There's AI model training. That involves buying incredibly expensive GPUs from Nvidia. Then putting those AI chips into servers that need special cooling and networking inside huge data centers. These facilities use massive amounts of electricity, which also costs a lot and requires pricy upgrades.

This doesn't even include the cost of the data needed for AI model training. Big tech companies and startups are trying to avoid paying for most of this. But collecting and cleaning this data is still expensive.

Once the AI models have been trained, they have to be run. This is the inference step, where the models are shown new data or requests and they infer useful things from the information. This step requires pricey chips, too, and is more of an on-going expense.

This is not like the old on-premise software business, where each new sale was almost 100% profit. Every time an AI customer uses a GenAI service, there are a host of costs borne by the provider.

For example, ChatGPT costs OpenAI $700,000 a day to operate, industry analyst Dylan Patel estimated last year.

Revenue upside

The RBC analysts weren't all gloom and doom, though.

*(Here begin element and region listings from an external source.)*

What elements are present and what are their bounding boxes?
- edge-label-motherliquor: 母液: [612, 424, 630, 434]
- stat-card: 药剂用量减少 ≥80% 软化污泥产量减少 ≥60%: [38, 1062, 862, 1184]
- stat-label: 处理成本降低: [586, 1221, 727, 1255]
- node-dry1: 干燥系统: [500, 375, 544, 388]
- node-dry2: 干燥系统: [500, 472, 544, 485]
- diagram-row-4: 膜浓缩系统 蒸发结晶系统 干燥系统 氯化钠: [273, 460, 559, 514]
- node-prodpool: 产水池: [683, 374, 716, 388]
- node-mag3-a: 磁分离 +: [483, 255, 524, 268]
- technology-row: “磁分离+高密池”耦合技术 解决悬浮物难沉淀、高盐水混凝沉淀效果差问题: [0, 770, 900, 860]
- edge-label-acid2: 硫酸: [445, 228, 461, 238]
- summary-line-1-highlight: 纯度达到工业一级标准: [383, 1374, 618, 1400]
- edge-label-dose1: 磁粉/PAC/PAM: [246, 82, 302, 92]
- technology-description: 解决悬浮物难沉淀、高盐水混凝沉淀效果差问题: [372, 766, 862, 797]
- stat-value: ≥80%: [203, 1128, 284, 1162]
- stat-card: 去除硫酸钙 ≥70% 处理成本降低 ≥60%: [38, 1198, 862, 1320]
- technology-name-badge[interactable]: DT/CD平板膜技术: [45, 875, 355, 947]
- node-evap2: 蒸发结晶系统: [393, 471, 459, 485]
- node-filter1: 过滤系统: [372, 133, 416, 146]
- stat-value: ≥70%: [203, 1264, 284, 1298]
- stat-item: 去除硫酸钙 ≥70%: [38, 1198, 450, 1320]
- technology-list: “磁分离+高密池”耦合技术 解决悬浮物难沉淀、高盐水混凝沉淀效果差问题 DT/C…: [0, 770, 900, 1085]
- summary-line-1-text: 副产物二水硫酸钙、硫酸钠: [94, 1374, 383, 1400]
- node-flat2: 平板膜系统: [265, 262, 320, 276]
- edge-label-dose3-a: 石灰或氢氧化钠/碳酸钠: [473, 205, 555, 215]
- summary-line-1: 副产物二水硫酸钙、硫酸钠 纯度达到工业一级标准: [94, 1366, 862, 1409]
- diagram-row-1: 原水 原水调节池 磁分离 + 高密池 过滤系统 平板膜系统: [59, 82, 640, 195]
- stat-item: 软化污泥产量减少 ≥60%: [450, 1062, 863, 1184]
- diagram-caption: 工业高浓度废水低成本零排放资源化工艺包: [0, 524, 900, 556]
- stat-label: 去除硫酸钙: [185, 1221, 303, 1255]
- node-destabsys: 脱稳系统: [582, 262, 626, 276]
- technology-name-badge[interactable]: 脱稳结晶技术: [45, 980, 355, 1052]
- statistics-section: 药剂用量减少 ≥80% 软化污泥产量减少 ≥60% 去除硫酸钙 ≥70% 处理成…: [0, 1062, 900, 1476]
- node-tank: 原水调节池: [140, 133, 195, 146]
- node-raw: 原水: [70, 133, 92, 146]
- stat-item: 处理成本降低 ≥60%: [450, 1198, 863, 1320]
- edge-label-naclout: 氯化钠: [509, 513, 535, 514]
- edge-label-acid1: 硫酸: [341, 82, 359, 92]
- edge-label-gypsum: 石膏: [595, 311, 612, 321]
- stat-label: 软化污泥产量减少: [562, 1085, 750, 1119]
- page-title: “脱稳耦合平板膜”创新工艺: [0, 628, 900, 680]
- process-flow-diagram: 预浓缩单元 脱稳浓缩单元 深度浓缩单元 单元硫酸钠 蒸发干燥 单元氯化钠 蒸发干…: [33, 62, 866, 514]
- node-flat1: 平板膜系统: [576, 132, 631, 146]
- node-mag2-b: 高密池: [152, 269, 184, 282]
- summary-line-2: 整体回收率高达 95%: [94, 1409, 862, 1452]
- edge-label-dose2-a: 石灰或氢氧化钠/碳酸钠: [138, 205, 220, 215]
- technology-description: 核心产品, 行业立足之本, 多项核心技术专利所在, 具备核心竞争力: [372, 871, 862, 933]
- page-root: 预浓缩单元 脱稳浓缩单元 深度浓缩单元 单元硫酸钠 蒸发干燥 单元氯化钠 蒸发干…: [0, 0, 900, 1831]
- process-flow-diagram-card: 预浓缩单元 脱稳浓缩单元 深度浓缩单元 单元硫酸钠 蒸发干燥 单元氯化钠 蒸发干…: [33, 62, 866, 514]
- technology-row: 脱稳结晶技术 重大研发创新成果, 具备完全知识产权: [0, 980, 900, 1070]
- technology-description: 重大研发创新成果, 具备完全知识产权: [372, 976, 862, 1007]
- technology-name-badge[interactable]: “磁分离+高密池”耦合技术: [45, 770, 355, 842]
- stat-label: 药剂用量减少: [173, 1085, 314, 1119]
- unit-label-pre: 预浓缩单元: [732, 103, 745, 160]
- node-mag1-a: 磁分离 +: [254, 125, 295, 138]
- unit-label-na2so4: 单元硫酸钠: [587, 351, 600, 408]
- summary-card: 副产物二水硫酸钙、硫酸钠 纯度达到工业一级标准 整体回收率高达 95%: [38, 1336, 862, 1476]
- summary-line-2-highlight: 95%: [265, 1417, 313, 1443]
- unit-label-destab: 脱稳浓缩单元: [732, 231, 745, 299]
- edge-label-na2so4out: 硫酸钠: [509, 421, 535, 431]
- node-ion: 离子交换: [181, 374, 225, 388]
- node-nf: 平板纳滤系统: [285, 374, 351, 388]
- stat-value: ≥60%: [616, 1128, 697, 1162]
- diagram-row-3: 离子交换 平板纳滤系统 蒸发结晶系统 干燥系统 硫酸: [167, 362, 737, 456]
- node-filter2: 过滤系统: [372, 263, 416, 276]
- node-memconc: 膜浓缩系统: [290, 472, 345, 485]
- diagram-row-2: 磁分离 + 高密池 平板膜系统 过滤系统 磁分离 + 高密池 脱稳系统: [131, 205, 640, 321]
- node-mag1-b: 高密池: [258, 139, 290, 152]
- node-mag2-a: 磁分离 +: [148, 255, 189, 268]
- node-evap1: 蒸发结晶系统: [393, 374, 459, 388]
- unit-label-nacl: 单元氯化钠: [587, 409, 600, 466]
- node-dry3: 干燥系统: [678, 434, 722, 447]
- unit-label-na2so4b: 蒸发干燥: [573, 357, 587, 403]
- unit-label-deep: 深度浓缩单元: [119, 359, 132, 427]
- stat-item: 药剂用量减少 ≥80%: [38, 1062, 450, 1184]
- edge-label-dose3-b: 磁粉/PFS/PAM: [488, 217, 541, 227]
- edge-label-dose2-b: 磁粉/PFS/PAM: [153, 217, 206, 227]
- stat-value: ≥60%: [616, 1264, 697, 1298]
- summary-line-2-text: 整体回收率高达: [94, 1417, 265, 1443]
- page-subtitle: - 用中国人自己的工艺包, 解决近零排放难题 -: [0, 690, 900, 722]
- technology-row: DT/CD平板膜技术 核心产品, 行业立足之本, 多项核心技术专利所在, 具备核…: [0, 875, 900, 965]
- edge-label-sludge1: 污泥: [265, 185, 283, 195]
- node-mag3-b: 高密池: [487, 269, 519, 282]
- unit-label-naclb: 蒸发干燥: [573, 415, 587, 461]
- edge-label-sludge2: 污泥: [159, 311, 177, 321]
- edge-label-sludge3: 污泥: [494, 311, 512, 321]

They expect GenAI to be so revolutionary that customers spend a lot more on new AI-powered software. That should increase software revenue by 2x or even 3x current levels, they estimated.

With the software market so much bigger, there may also be more "profit dollars" available, even if profit margins are lower, the analysts also explained.

Profit dollars are what executives and analysts fall back on when profit margins are slipping. It's a measure of the absolute profit a company generates.

For example, if a company has $100 million in revenue and 10% profit margins, that's $10 million in absolute dollar profit.

If this theoretical company sees revenue jump to $300 million, but the margin slips to 8%, that's still $24 million in income — more profit than before.

"While we expect GenAI to pressure margins, we believe long-term gross profit dollars… will be higher in a post-GenAI world," the RBC analysts concluded.